Once on the IRC server I found my way to a channel called #bottestlab that had a number of users in it: atlas, foo, janus, shade, and winston to name a few. I may be mixing a few of those up as iterations of the same person, but they were certainly all handles used in the channel at one point or another. This channel would be foundational for all of my interesting in computing, music I enjoyed in my teens, and nerdy sense of humor. Chatting in that channel led me to download mIRC and write some scripts (eggdrops and pokebots) — my first foray into programming. This led to learning C, perl, and python. I would later meet foo in Southern California where he’d give me my first Linux distribution, Slackware, on a set of floppies, but that’s a different story.
I can’t remember who first gave me a hard time for it, but I remember someone in #bottestlab saying that “Anderson” wasn’t much of a handle. As Joey says in Hackers (the cinematic masterpiece): “I need a handle, man. I don’t have an identity until I have a handle.” So I decided to change my name. This time I’d put into the blank bar three letters chosen at random: pfe. They has been the source of many, silly bacronyms since, but from that point forward I was pfe for another 10 or so years.
Growing up in Las Vegas and being a young hacker, I attended DEFCON every year and little by little, as I met people I knew from IRC networks (EFNet, DALnet, The Mothership, and eventually Mystic/Foozone/Xelium) or forums, they would address me by my handle, as was more customary in hacker circles then. Since it was odd to say the letters, many started shortening it to “piff-ee” and that stuck as the pronunciation, spreading as I was introduced to others. As my hobbies expanded and I later met people from bicycle and photography forums, some of which crossed over between groups, the pronunciation of “piff-ee” stuck. Fast forward a few years to university and I spent a short spell as a bicycle messenger where “piffey” was all I was ever called over the radio or at the bar and the name was further cemented across social circles.
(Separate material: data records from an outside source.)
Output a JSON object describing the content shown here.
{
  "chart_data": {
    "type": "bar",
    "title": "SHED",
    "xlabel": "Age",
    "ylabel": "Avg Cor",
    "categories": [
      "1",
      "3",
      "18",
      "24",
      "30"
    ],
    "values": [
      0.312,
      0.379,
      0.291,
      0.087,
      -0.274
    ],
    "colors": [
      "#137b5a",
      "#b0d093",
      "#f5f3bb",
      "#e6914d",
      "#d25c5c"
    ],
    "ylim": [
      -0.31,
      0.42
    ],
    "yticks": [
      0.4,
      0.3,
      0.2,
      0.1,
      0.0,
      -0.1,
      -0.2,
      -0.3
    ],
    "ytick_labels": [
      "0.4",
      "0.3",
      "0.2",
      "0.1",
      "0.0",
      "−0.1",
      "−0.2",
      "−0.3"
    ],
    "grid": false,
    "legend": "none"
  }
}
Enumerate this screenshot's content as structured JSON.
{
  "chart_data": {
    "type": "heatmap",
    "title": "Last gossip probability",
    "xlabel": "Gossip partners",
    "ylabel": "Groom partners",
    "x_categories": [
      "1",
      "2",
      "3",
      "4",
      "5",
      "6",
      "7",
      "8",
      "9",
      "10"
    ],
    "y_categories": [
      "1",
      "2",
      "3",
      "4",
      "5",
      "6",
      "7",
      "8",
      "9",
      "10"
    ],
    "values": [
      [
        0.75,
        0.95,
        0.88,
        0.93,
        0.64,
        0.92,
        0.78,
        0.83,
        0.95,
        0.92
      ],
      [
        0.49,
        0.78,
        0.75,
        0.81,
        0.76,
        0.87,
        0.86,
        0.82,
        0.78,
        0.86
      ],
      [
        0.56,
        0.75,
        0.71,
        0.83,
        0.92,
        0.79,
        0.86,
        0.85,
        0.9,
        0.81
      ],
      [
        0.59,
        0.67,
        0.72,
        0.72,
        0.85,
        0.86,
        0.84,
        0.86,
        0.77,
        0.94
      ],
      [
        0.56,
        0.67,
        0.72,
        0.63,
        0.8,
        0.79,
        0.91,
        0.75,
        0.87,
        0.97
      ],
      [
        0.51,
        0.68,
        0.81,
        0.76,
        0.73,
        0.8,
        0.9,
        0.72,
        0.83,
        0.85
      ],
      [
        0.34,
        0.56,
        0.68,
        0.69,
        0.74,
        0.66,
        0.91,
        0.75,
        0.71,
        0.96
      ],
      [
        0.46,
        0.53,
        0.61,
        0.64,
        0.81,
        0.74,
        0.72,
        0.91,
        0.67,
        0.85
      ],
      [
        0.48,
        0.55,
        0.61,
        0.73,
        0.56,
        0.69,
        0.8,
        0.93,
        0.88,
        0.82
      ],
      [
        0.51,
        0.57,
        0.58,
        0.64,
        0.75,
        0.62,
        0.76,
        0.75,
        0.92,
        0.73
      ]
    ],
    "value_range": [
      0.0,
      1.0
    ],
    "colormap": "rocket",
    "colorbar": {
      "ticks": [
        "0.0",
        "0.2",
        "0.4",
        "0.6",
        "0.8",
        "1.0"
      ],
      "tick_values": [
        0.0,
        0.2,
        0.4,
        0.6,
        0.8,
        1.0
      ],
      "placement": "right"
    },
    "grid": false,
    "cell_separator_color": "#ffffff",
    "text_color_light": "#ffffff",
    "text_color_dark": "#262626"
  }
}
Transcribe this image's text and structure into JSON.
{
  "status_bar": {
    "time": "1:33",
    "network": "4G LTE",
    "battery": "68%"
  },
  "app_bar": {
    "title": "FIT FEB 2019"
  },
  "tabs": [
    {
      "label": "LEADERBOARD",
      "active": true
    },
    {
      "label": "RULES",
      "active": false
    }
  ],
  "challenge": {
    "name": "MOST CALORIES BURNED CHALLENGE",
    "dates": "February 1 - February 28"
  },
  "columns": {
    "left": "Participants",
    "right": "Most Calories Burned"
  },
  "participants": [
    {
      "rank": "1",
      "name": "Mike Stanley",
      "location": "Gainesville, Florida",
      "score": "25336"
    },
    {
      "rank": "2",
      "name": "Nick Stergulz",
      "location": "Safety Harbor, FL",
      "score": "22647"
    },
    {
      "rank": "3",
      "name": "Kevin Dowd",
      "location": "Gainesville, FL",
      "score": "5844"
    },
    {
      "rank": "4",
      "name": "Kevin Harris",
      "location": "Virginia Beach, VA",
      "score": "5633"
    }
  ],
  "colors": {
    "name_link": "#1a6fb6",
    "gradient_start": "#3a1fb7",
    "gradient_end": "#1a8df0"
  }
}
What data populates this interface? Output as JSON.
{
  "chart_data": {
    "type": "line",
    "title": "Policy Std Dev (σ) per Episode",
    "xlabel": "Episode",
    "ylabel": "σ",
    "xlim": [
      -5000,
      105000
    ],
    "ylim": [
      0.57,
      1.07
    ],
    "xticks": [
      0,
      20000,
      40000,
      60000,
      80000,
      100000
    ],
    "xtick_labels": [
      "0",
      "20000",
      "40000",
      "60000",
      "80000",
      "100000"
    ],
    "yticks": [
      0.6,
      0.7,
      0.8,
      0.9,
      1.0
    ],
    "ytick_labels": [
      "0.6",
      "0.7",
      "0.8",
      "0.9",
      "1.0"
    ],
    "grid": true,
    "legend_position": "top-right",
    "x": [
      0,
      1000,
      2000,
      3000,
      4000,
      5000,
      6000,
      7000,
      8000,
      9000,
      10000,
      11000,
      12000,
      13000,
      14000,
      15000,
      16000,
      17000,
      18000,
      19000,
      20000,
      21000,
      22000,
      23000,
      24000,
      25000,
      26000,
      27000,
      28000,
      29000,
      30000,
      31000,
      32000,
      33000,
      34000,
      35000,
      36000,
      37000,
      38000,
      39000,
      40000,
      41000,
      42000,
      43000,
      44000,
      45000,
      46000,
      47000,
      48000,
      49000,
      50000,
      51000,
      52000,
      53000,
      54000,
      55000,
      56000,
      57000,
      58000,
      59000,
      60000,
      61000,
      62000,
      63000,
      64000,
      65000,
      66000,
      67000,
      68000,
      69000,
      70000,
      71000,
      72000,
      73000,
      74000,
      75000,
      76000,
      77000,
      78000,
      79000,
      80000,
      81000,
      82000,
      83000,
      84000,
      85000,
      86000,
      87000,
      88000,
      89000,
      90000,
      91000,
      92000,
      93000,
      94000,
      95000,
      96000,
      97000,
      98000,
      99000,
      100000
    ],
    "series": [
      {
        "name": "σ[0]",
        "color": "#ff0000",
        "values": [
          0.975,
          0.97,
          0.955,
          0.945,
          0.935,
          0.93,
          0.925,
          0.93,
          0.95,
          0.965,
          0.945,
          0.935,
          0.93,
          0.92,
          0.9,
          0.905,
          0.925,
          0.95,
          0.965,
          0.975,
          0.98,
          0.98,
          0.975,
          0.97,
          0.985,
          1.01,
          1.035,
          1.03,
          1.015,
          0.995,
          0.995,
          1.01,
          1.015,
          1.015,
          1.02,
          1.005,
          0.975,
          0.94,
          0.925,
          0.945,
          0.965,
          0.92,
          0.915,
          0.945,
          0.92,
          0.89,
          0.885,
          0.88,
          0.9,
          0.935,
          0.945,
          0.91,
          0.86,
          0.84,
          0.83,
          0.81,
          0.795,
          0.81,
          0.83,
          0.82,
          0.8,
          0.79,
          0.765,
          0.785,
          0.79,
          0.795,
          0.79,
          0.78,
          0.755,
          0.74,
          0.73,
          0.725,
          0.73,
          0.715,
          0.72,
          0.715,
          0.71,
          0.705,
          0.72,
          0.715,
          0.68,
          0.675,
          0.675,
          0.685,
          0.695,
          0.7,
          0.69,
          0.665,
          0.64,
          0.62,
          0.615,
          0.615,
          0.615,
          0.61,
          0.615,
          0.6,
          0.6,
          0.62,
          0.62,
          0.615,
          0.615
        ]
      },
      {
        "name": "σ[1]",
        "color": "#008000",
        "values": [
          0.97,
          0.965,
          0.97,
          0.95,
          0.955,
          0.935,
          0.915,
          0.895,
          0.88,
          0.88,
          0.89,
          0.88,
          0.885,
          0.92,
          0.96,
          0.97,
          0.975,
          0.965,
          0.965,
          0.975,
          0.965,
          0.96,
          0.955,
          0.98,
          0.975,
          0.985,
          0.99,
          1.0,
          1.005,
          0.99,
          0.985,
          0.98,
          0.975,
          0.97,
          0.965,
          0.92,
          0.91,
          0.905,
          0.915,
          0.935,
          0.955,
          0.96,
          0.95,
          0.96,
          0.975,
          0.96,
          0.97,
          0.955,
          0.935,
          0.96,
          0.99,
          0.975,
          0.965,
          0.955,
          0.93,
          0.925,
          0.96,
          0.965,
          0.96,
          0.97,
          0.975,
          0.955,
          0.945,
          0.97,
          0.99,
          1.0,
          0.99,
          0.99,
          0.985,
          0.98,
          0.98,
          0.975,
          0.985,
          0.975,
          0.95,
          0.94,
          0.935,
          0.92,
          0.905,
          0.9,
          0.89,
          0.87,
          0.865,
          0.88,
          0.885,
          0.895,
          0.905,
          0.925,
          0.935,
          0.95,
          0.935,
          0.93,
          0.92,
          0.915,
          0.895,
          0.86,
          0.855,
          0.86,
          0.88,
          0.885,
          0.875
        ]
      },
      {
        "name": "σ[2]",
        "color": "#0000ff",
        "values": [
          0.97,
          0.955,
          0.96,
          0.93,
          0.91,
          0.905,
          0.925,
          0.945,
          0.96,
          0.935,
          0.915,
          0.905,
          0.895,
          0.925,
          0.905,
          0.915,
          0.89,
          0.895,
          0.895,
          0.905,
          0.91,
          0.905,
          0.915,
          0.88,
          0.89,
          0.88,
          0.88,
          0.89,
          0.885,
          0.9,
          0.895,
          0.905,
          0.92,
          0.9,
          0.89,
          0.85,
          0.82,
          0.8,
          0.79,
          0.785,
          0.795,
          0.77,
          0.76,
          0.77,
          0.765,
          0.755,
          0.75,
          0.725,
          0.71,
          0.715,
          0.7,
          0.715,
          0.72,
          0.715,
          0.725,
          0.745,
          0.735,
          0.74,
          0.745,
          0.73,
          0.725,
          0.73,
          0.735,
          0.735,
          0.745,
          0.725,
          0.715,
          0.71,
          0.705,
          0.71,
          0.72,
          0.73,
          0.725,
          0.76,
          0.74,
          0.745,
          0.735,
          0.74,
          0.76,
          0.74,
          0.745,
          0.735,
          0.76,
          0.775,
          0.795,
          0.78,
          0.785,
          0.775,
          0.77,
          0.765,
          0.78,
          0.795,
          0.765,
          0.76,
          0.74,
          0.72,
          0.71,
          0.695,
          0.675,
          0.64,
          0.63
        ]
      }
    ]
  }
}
Sometime during those years I was doing enough explaining of why it was spelled “pfe”, like I’m doing here now, that I started registering “piffey” on major services. I can’t tell you why I chose that spelling, but I can tell you that now 20 years on I won’t be changing it. Today, my social circles are mixed enough that some know me by my given name and some by piffey — I respond to either the same.
And that’s the origin of the name.
While writing this I did some searching for artifacts from those early days and came across PrincessLeia2’s history of some of those IRC servers and users from a different vantage point. I didn’t spend much time in #deep13, but knew a few users that idled in both.